We demonstrate how you can manage your own contextual multi-armed bandit workflow on SageMaker using the built-in Vowpal Wabbit (VW) container to train and deploy contextual bandit models. We show how to train these models that interact with a live environment (using a simulated client application) and continuously update the model with efficient exploration.
Wherever we look to personalize content for a user (content layout, ads, search, product recommendations, etc.), contextual bandits come in handy. Traditional personalization methods collect a training dataset, build a model and deploy it for generating recommendations. However, the training algorithm does not inform us on how to collect this dataset, especially in a production system where generating poor recommendations lead to loss of revenue.
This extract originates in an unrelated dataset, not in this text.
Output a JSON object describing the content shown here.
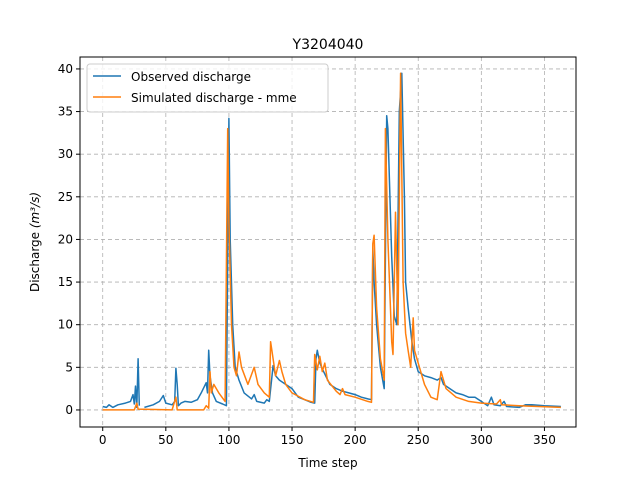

Contextual bandit algorithms help us collect this data in a strategic manner by trading off between exploiting known information and exploring recommendations which may yield higher benefits. The collected data is used to update the personalization model in an online manner. Therefore, contextual bandits help us train a personalization model while minimizing the impact of poor recommendations.
To implement the exploration-exploitation strategy, we need an iterative training and deployment system that: (1) recommends an action using the contextual bandit model based on user context, (2) captures the implicit feedback over time and (3) continuously trains the model with incremental interaction data. In this notebook, we show how to setup the infrastructure needed for such an iterative learning system. While the example demonstrates a bandits application, these continual learning systems are useful more generally in dynamic scenarios where models need to be continually updated to capture the recent trends in the data (e.g. tracking fraud behaviors based on detection mechanisms or tracking user interests over time).
In a typical supervised learning setup, the model is trained with a SageMaker training job and it is hosted behind a SageMaker hosting endpoint. The client application calls the endpoint for inference and receives a response. In bandits, the client application also sends the reward (a score assigned to each recommendation generated by the model) back for subsequent model training. These rewards will be part of the dataset for the subsequent model training.
The contextual bandit training workflow is controlled by an experiment manager provided with this example. The client application (say a recommender system application) pings the SageMaker hosting endpoint that is serving the bandits model. The application sends the state (user features) as input and receives an action (recommendation) as a response. The client application sends the recommended action to the user and stores the received reward in S3. The SageMaker hosted endpoint also stores inference data (state and action) in S3. The experiment manager joins the inference data with rewards as they become available. The joined data is used to update the model with a SageMaker training job. The updated model is evaluated offline and deployed to SageMaker hosting endpoint if the model evaluation score improves upon prior models.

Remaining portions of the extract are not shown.